Say a user in Pacific time requests data for August 25th. Your query looks like this:

SELECT
    toDate(dt) AS dt_date,
    sum(revenue) AS total_revenue
FROM events
WHERE
    toTimeZone(dt, 'America/Los_Angeles') >= '2025-08-25'
    AND toTimeZone(dt, 'America/Los_Angeles') < '2025-08-26'
GROUP BY dt_date
ORDER BY dt_date

The WHERE clause filters correctly using the user’s timezone. But toDate(dt) in the SELECT uses the raw UTC timestamp. You’re showing them UTC dates for data that was filtered by Pacific time.

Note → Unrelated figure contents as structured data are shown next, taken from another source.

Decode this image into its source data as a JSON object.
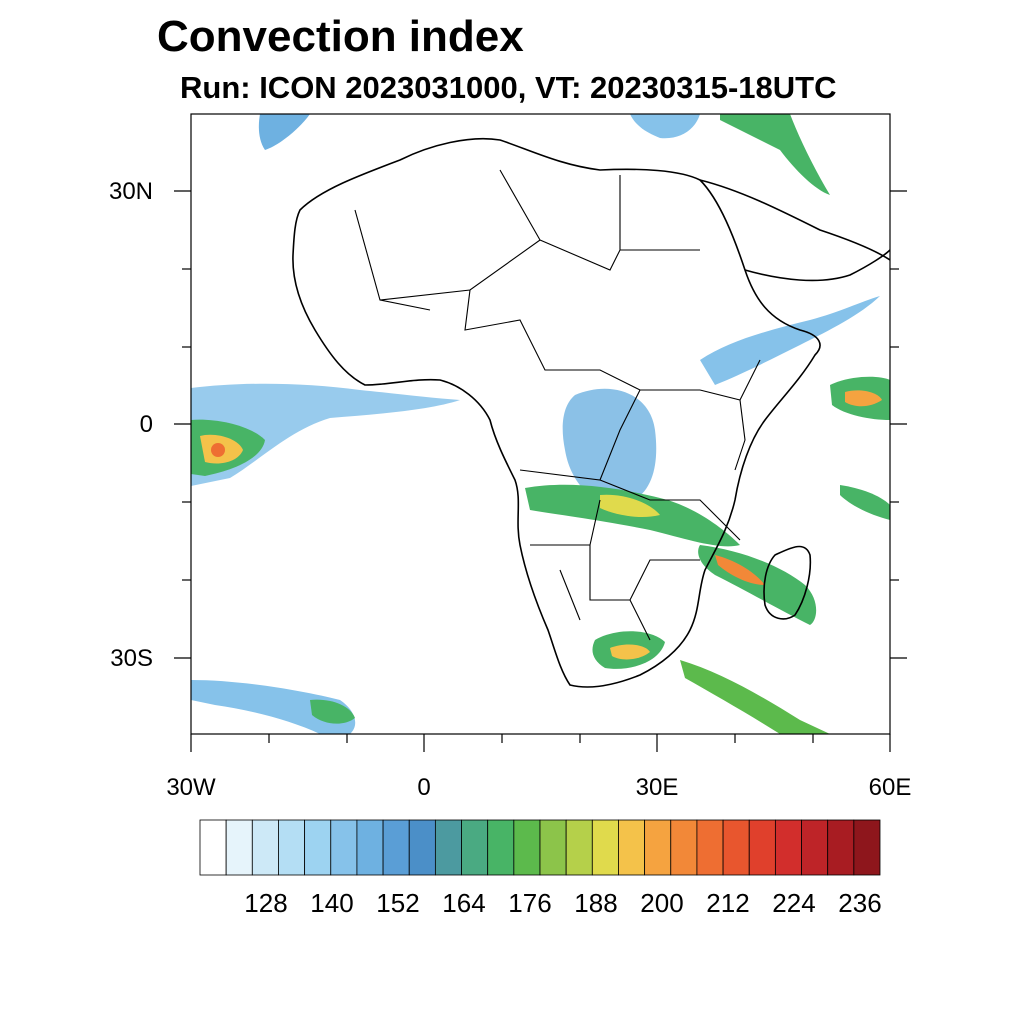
{
  "title": "Convection index",
  "subtitle": "Run: ICON 2023031000,  VT: 20230315-18UTC",
  "axes": {
    "lat_labels": [
      "30N",
      "0",
      "30S"
    ],
    "lon_labels": [
      "30W",
      "0",
      "30E",
      "60E"
    ]
  },
  "colorbar": {
    "labels": [
      "128",
      "140",
      "152",
      "164",
      "176",
      "188",
      "200",
      "212",
      "224",
      "236"
    ],
    "colors": [
      "#ffffff",
      "#e6f4fb",
      "#cde9f7",
      "#b4def4",
      "#9dd3f1",
      "#86c2ea",
      "#6eb1e1",
      "#5a9ed6",
      "#4b8fc8",
      "#4c9aa0",
      "#4aaa82",
      "#48b466",
      "#5cba4c",
      "#8cc44a",
      "#b5d04a",
      "#e0da4c",
      "#f4c24a",
      "#f5a340",
      "#f28838",
      "#ee6e32",
      "#e8562e",
      "#e0402c",
      "#d22e2c",
      "#be2428",
      "#a81c22",
      "#8e161c"
    ]
  },
  "overlay_colors": {
    "border": "#000000",
    "coast": "#000000"
  }
}
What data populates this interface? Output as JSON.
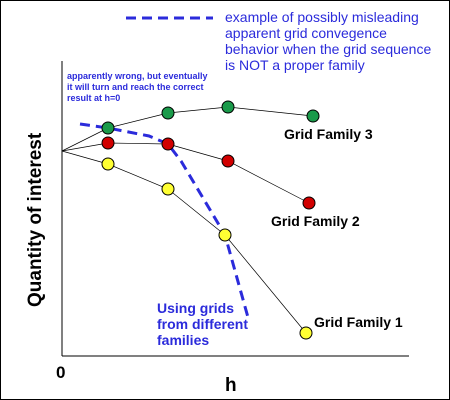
{
  "diagram": {
    "legend_text": [
      "example of possibly misleading",
      "apparent grid convegence",
      "behavior when the grid sequence",
      "is NOT a proper family"
    ],
    "annotation_text": [
      "apparently wrong, but eventually",
      "it will turn and reach the correct",
      "result at h=0"
    ],
    "using_grids_text": [
      "Using grids",
      "from different",
      "families"
    ],
    "y_axis_label": "Quantity of interest",
    "x_axis_label": "h",
    "origin_label": "0",
    "family_labels": {
      "family3": "Grid Family 3",
      "family2": "Grid Family 2",
      "family1": "Grid Family 1"
    },
    "colors": {
      "family3": "#1a9a4a",
      "family2": "#d10000",
      "family1": "#ffff33",
      "dashed": "#2b2bdb",
      "lines": "#000000"
    }
  }
}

At 11:45 PM Pacific on the 25th, pulling a report “for the 25th” shows data from the 26th UTC. Users will report this as a bug, and they’re right.

The fix

Use a CTE to convert the timestamp once, then use that converted value everywhere:

WITH toTimeZone(dt, 'America/Los_Angeles') AS dt_tz
SELECT
    toDate(dt_tz) AS dt_date,
    sum(revenue) AS total_revenue
FROM events
WHERE
    dt_tz >= '2025-08-25'
    AND dt_tz < '2025-08-26'
GROUP BY dt_date
ORDER BY dt_date

Now dt_tz is used for both filtering and display. The dates users see match what they asked for.

The pattern

Whenever you’re doing timezone-aware reporting:

  1. Convert once at the top with a CTE
  2. Use that converted value everywhere - filters, grouping, and output
  3. Never mix raw UTC and converted values in the same query

This also simplifies the query - less repetition of the timezone conversion, fewer places to make mistakes.